Forget Kony, Ugandans Are Being Slaughtered By Their Own Western-Backed Government
March 13, 2012
By Paul Joseph Watson
“Don’t by into the Kony 2012 hype. It’s propaganda at its very best.” –KTRN
While the political left and an army of Hollywood trendies are clamoring for a U.S. Military invasion of Uganda to capture Joseph Kony, a man who has not even been in the country for six years, Ugandan authorities, backed by the World Bank and British carbon trading companies, are slaughtering Ugandan villagers and stealing their land in a brutal new form of neo-colonialism that has gone largely unnoticed.
Forget Kony, Ugandans Are Being Slaughtered By Their Own Western Backed Government Bildschirmfoto 2012 03 07 um 12.13
Following the release of Kony 2012, a film made by a shadowy charity with links to USAID, the Tweetosphere exploded with a deluge of leftist politicos and clueless celebrities jumping on the bandwagon to call for Barack Obama to launch yet another act of “humanitarian” bloodletting to go after Kony, leader the of Lord’s Resistance Army (LRC).
In their haste to appear trendy and in vogue with a viral trend that was all over the social networks like a bad rash within the space of 24 hours, those advocating an increased military intervention on top of the 100 US troops already sent into Uganda last year, most notably habitual “humanitarian” warmonger Angelina Jolie, didn’t concern themselves with the facts.
The propaganda campaign that has put Joseph Kony on a par with Osama Bin Laden and Hitler is a crude hoax to legitimize the US military-industrial complex’s agenda to re-colonize Africa under Africom.
“Not surprisingly, the [film] is seriously misleading, falsely implying there’s war raging in Northern Uganda when there’s not.
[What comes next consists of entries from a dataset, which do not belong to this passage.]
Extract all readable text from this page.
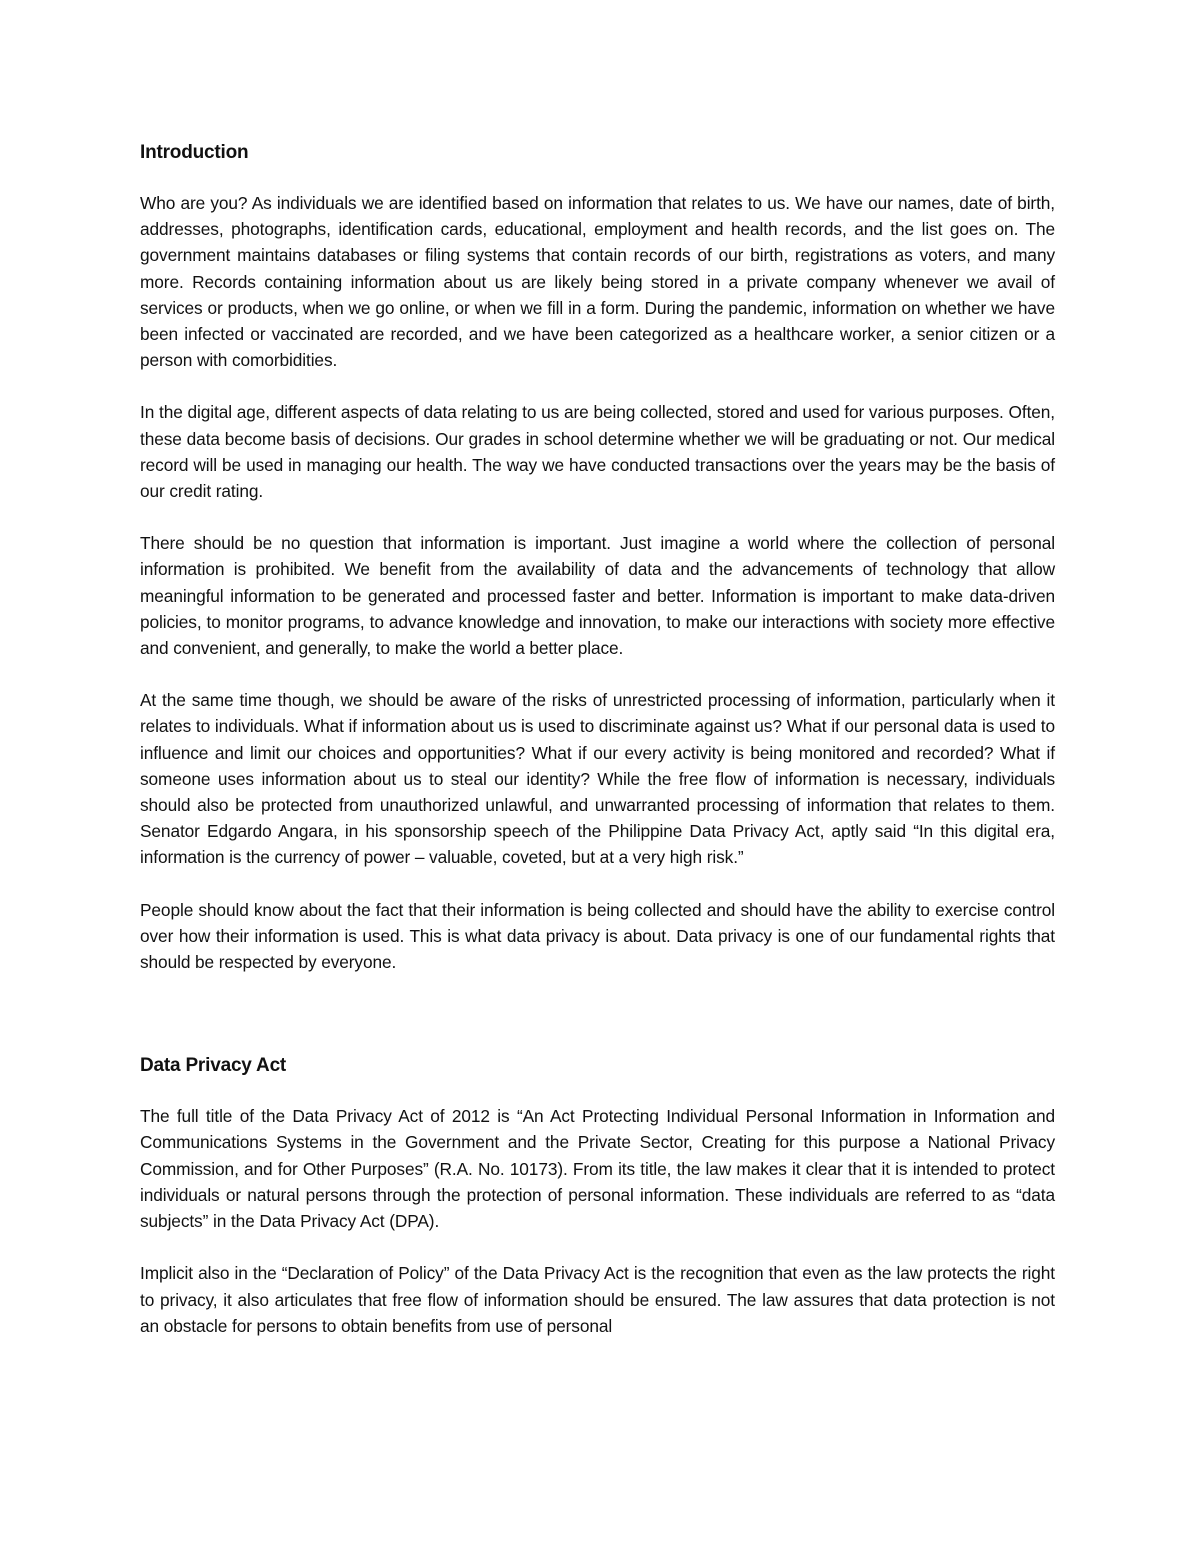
Introduction

Who are you? As individuals we are identified based on information that relates to us. We have our names, date of birth, addresses, photographs, identification cards, educational, employment and health records, and the list goes on. The government maintains databases or filing systems that contain records of our birth, registrations as voters, and many more. Records containing information about us are likely being stored in a private company whenever we avail of services or products, when we go online, or when we fill in a form. During the pandemic, information on whether we have been infected or vaccinated are recorded, and we have been categorized as a healthcare worker, a senior citizen or a person with comorbidities.

In the digital age, different aspects of data relating to us are being collected, stored and used for various purposes. Often, these data become basis of decisions. Our grades in school determine whether we will be graduating or not. Our medical record will be used in managing our health. The way we have conducted transactions over the years may be the basis of our credit rating.

There should be no question that information is important. Just imagine a world where the collection of personal information is prohibited. We benefit from the availability of data and the advancements of technology that allow meaningful information to be generated and processed faster and better. Information is important to make data-driven policies, to monitor programs, to advance knowledge and innovation, to make our interactions with society more effective and convenient, and generally, to make the world a better place.

At the same time though, we should be aware of the risks of unrestricted processing of information, particularly when it relates to individuals. What if information about us is used to discriminate against us? What if our personal data is used to influence and limit our choices and opportunities? What if our every activity is being monitored and recorded? What if someone uses information about us to steal our identity? While the free flow of information is necessary, individuals should also be protected from unauthorized unlawful, and unwarranted processing of information that relates to them. Senator Edgardo Angara, in his sponsorship speech of the Philippine Data Privacy Act, aptly said “In this digital era, information is the currency of power – valuable, coveted, but at a very high risk.”

People should know about the fact that their information is being collected and should have the ability to exercise control over how their information is used. This is what data privacy is about. Data privacy is one of our fundamental rights that should be respected by everyone.

Data Privacy Act

The full title of the Data Privacy Act of 2012 is “An Act Protecting Individual Personal Information in Information and Communications Systems in the Government and the Private Sector, Creating for this purpose a National Privacy Commission, and for Other Purposes” (R.A. No. 10173). From its title, the law makes it clear that it is intended to protect individuals or natural persons through the protection of personal information. These individuals are referred to as “data subjects” in the Data Privacy Act (DPA).

Implicit also in the “Declaration of Policy” of the Data Privacy Act is the recognition that even as the law protects the right to privacy, it also articulates that free flow of information should be ensured. The law assures that data protection is not an obstacle for persons to obtain benefits from use of personal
In fact, Kony has not been in the country for six years; his group is a much-depleted rump, numbering a few hundred people at most,” writes ABC Australia’s Jeff Sparrow.
Ugandan journalist Angelo Izama calls Kony 2012 a “misrepresentation,” noting that the film’s “portrayal of [Kony's] alleged crimes in Northern Uganda are from a bygone era,” and that the problems facing the country in 2012 are AIDS, Hepatitis, prostitution and unemployment, none of which would be alleviated by a U.S. military invasion on the pretext of hunting a man who is not even in the country.